I think your documentation might be outdated.  Here's what the "git
pull" man page I have says:

  In Git 1.7.0 or later, to cancel a conflicting merge, use git reset
  --merge. Warning: In older versions of Git, running git pull with
  uncommitted changes is discouraged: while possible, it leaves you in a
  state that may be hard to back out of in the case of a conflict.

  If any of the remote changes overlap with local uncommitted changes,
  the merge will be automatically cancelled and the work tree
  untouched. It is generally best to get any local changes in working
  order before pulling or stash them away with git-stash(1).

This is with Git 2.8.0.

IOW, for a recent enough Git, they _recommend_ stashing, but no longer
_warn_ about merging in this situation.  Which is exactly my

> Also, in my opinion it is conceptually a bad practice to start git
> operations that affect the commit graph (such as merge) from an
> unclean state.

I agree that it's preferable to have a clean repo, but in practice it
doesn't always work to have it.  Being able to pull when you have
uncommitted changes is an important feature; a VCS that doesn't
support it is IMO severely broken, because it will get in the way.

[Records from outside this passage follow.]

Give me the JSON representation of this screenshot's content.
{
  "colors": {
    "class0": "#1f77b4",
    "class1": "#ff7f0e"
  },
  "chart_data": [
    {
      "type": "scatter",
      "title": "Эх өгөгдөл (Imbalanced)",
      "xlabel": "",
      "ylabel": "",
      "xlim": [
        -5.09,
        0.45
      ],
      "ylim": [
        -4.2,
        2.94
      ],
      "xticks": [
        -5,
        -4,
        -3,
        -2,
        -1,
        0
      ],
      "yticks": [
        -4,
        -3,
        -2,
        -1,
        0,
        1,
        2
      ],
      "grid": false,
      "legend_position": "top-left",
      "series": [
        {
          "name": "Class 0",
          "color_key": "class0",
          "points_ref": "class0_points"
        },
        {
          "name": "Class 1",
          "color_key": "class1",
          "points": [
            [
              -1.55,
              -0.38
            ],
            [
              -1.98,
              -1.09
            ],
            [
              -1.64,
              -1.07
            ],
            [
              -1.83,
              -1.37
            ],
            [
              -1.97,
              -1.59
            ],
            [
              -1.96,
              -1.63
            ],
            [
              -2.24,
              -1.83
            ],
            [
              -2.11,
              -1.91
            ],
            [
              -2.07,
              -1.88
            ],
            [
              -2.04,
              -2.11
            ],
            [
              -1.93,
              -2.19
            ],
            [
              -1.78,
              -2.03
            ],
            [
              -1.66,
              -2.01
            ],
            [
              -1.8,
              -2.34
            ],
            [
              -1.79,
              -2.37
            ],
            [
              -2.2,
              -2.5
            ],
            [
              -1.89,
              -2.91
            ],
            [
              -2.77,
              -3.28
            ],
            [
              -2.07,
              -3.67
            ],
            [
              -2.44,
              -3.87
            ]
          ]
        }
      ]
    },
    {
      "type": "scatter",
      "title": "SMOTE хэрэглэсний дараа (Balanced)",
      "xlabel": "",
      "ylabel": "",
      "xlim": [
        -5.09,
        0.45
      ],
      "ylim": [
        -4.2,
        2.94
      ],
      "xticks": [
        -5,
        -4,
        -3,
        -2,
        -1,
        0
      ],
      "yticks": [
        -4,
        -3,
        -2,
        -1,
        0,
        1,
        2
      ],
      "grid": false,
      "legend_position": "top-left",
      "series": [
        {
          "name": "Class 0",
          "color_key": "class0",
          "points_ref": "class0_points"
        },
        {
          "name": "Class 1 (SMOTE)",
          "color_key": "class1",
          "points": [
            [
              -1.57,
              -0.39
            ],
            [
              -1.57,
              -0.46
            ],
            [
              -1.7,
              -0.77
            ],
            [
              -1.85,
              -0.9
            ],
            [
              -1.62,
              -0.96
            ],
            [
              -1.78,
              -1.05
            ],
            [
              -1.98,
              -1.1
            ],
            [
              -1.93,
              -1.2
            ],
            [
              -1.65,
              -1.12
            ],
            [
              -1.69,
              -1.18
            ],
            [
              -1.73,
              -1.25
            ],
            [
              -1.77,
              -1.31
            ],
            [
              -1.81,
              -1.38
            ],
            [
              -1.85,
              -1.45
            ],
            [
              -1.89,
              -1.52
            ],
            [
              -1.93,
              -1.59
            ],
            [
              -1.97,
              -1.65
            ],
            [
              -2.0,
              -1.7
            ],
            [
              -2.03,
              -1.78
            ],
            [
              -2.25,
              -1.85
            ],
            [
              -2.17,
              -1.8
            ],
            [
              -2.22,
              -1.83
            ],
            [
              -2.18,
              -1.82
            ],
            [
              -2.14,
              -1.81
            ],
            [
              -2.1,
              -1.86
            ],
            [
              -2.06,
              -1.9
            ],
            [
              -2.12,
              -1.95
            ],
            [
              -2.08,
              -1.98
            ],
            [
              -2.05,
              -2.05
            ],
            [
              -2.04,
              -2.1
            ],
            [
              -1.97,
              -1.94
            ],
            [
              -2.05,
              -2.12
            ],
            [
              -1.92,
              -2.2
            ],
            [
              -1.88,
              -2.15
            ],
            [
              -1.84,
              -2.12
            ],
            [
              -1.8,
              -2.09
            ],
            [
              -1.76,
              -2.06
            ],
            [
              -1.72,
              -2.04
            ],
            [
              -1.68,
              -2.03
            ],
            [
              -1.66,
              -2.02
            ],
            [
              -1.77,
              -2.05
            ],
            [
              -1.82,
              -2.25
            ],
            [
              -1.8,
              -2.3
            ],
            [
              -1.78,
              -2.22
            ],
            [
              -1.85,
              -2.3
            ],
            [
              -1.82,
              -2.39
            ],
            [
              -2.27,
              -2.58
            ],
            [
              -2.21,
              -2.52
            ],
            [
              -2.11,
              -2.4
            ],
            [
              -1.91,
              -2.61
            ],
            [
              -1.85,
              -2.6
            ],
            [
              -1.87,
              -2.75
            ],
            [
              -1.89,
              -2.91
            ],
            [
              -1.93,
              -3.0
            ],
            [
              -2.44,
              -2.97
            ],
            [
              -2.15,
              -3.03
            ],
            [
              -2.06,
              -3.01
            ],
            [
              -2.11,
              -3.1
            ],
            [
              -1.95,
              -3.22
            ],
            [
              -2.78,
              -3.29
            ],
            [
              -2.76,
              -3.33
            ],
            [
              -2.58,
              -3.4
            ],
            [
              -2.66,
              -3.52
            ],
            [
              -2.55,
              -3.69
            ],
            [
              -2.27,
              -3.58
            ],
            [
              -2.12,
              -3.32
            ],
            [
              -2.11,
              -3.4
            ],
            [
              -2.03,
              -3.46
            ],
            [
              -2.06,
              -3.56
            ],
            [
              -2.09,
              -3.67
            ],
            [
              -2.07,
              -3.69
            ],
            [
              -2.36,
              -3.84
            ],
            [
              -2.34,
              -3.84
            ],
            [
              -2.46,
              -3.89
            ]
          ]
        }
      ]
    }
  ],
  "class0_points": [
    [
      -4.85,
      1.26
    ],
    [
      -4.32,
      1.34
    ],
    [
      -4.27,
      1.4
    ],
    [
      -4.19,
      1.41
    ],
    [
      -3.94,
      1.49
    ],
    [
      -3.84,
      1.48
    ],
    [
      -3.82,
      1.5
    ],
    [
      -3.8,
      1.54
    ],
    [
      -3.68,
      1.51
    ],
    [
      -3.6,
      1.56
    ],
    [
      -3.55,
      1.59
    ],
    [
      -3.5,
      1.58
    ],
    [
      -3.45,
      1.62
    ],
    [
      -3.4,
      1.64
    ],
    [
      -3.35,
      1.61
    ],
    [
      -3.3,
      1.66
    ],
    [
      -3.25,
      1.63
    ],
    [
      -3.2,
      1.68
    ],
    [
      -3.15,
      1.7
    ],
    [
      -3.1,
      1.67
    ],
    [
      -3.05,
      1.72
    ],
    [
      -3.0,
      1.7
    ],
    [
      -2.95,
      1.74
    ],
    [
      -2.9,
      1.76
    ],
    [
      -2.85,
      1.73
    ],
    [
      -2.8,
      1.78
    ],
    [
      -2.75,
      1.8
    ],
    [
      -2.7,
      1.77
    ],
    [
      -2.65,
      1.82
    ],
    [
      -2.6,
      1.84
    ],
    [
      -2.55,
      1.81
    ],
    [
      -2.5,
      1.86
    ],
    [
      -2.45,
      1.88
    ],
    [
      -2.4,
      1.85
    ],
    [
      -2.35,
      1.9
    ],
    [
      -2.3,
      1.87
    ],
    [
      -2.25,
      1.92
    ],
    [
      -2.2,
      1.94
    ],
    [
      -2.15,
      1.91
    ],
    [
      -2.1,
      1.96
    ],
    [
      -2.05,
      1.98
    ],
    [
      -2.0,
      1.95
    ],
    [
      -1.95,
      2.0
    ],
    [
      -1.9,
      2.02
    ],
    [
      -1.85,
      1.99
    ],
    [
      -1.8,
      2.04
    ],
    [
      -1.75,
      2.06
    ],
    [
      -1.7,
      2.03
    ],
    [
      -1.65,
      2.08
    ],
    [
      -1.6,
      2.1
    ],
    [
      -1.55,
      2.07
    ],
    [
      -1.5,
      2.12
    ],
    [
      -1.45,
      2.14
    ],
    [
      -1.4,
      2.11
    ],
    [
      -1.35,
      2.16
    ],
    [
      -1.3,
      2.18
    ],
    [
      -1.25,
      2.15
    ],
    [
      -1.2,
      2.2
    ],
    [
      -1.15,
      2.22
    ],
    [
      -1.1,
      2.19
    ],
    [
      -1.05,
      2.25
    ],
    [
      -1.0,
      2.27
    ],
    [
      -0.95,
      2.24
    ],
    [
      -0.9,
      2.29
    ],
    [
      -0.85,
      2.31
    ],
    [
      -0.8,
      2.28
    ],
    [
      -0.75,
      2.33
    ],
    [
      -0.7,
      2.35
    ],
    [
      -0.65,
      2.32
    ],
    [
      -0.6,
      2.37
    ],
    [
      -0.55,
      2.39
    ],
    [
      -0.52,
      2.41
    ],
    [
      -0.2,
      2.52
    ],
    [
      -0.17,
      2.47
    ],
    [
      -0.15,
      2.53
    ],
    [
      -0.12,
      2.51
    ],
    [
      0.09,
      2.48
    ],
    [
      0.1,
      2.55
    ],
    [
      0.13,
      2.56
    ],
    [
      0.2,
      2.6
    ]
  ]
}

> >> In this case, you have to learn about rebase, as in 'git rebase
> >> origin/master'.
> >
> > "git rebase" is a bad idea when merging a long-lived feature branch,
> > so please don't advise this to users who are evidently not Git
> > experts.
> It is my understanding (and I made it clear that it was partly
> guesswork) that Alan asked precisely for that functionality.  I am not
> sufficiently patronizing to tell intelligent people they are not ready
> for something when they explicitly ask for it. :)

You may wish re-reading some of Alan's past messages about his
adventures with Git, to get a better idea about that.